When a house is built over a basement or crawl space the floor, the platform must be framed and covered with plywood or OSB before the walls can be erected.
We are going to discuss this process using dimensional lumber since that is still more widely used than engineered floor joists. For the most part anywhere we say lumber the word engineered joist can be substituted and the comment will still be true.
The image below shows a home under construction using engineered beams instead of traditional joists. It appears to be ready for the for the sub floor.
Photo courtesy of: VeloBusDriver, on Flickr.
A floor must be designed to hold up the house and all of its components along with the contents and the people while not deflecting more than a miniscule amount, 1/360 of an inch. The elasticity of lumber has long been known to the engineers. Different species and grades of lumber have different properties. For this reason a given size of joist is only allowed to span a certain distance and that distance varies with how often the joist is repeated.

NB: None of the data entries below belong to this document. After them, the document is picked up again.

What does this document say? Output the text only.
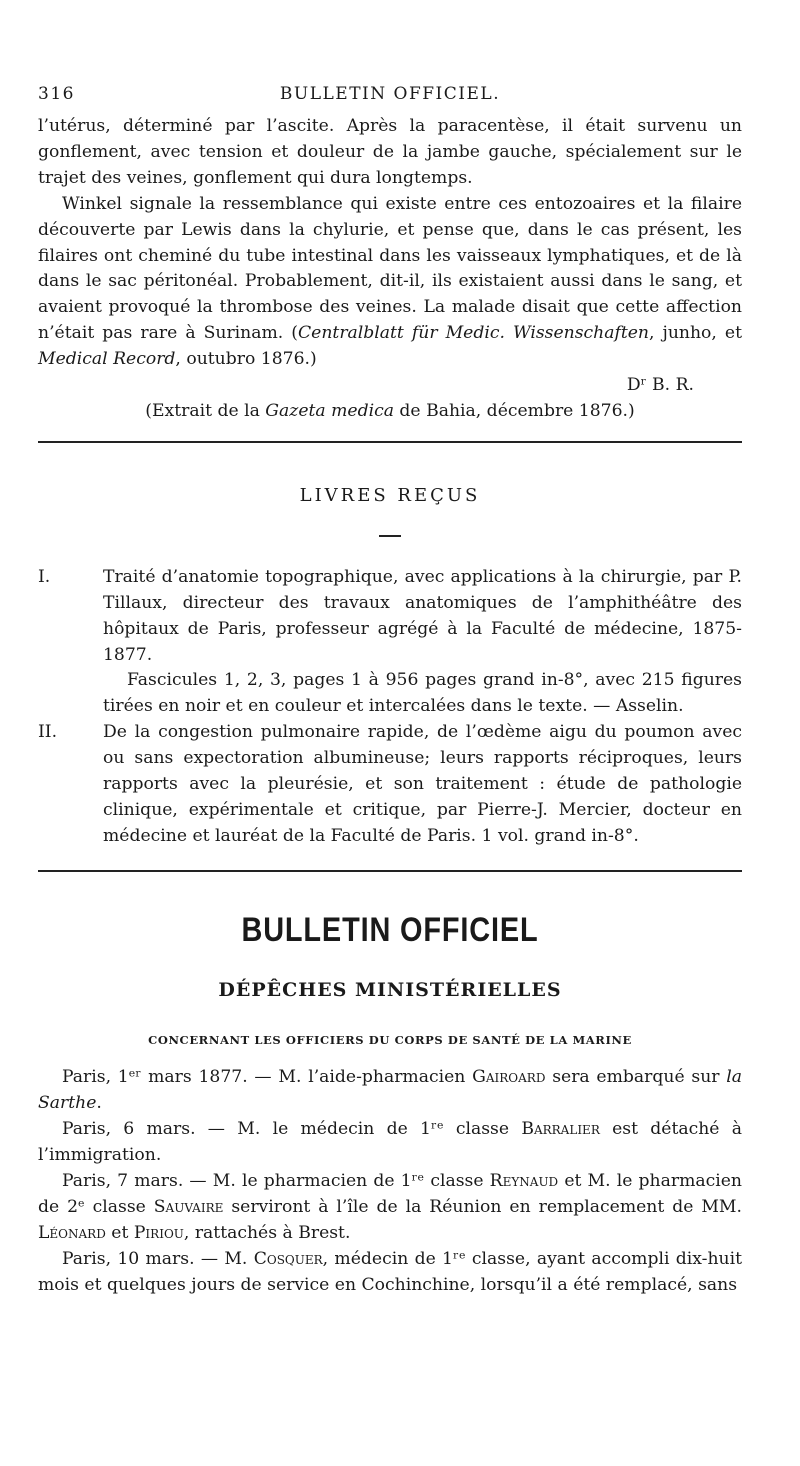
316	BULLETIN OFFICIEL.

l’utérus, déterminé par l’ascite. Après la paracentèse, il était survenu un gonflement, avec tension et douleur de la jambe gauche, spécialement sur le trajet des veines, gonflement qui dura longtemps.

Winkel signale la ressemblance qui existe entre ces entozoaires et la filaire découverte par Lewis dans la chylurie, et pense que, dans le cas présent, les filaires ont cheminé du tube intestinal dans les vaisseaux lymphatiques, et de là dans le sac péritonéal. Probablement, dit-il, ils existaient aussi dans le sang, et avaient provoqué la thrombose des veines. La malade disait que cette affection n’était pas rare à Surinam. (Centralblatt für Medic. Wissenschaften, junho, et Medical Record, outubro 1876.)

Dʳ B. R.

(Extrait de la Gazeta medica de Bahia, décembre 1876.)

LIVRES REÇUS

I.	Traité d’anatomie topographique, avec applications à la chirurgie, par P. Tillaux, directeur des travaux anatomiques de l’amphithéâtre des hôpitaux de Paris, professeur agrégé à la Faculté de médecine, 1875-1877.

Fascicules 1, 2, 3, pages 1 à 956 pages grand in-8°, avec 215 figures tirées en noir et en couleur et intercalées dans le texte. — Asselin.

II.	De la congestion pulmonaire rapide, de l’œdème aigu du poumon avec ou sans expectoration albumineuse; leurs rapports réciproques, leurs rapports avec la pleurésie, et son traitement : étude de pathologie clinique, expérimentale et critique, par Pierre-J. Mercier, docteur en médecine et lauréat de la Faculté de Paris. 1 vol. grand in-8°.

BULLETIN OFFICIEL

DÉPÊCHES MINISTÉRIELLES

CONCERNANT LES OFFICIERS DU CORPS DE SANTÉ DE LA MARINE

Paris, 1ᵉʳ mars 1877. — M. l’aide-pharmacien Gairoard sera embarqué sur la Sarthe.

Paris, 6 mars. — M. le médecin de 1ʳᵉ classe Barralier est détaché à l’immigration.

Paris, 7 mars. — M. le pharmacien de 1ʳᵉ classe Reynaud et M. le pharmacien de 2ᵉ classe Sauvaire serviront à l’île de la Réunion en remplacement de MM. Léonard et Piriou, rattachés à Brest.

Paris, 10 mars. — M. Cosquer, médecin de 1ʳᵉ classe, ayant accompli dix-huit mois et quelques jours de service en Cochinchine, lorsqu’il a été remplacé, sans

This repetition of joists is called spacing on center, OC for short and refers to the distance from the center of one joist to the next. In modern construction the spacing is 12, 16, and 24 inches with 16 being the most common. In the early 1900's I swear they divided the number of boards they had by the space they needed to fill and that became the spacing because you will find a lot of strange spacing in old houses. Of course they were decking the thing with 1x6 or 1x8 boards ran on a 45 degree angle to the joists, hand nailed with heavy nails and did not need to be concerned about lining up 4x8 sheets to the joist spacing.
If your span is longer than allowed for the larger joist sizes you may have a center pier, a set of center piers and wood beam or even a steel beam to reduce the span down to a manageable distance.
In a house that is a simple rectangle all the floor joist generally run in the same direction and are capped on each end with what is called a rim joist. The rim joist may be doubled if there is to be a second floor to increase the load carrying capacity. Since local codes always prevail it may be doubled anyway in your location.
Once upon a time in the United States every set of floor joists were braced with bridging, 1x3's, cross braced in a series of X's and repeated every 8 foot or so along the run of the joists. This bridging made for a very sturdy floor but it also takes some time and skill to install. Modern construction doesn’t seem to have the time or the will to install it. That is really a shame because it makes for a much sturdier floor.
A few builders will add blocking, short sections installed perpendicular to the joists and between them, in lieu of bridging. Blocking is better than nothing as it helps to unify the floor but it does not take the place of well fitted bridging.
A lack of bridging or blocking simply means your floor will have more bounce than a floor that has one or the other. It isn’t anything to lay awake and worry about.
Once all the floor joists are in place the decking material, the sub-floor is nailed and glued to the joists. It is at this point that the wall construction begins.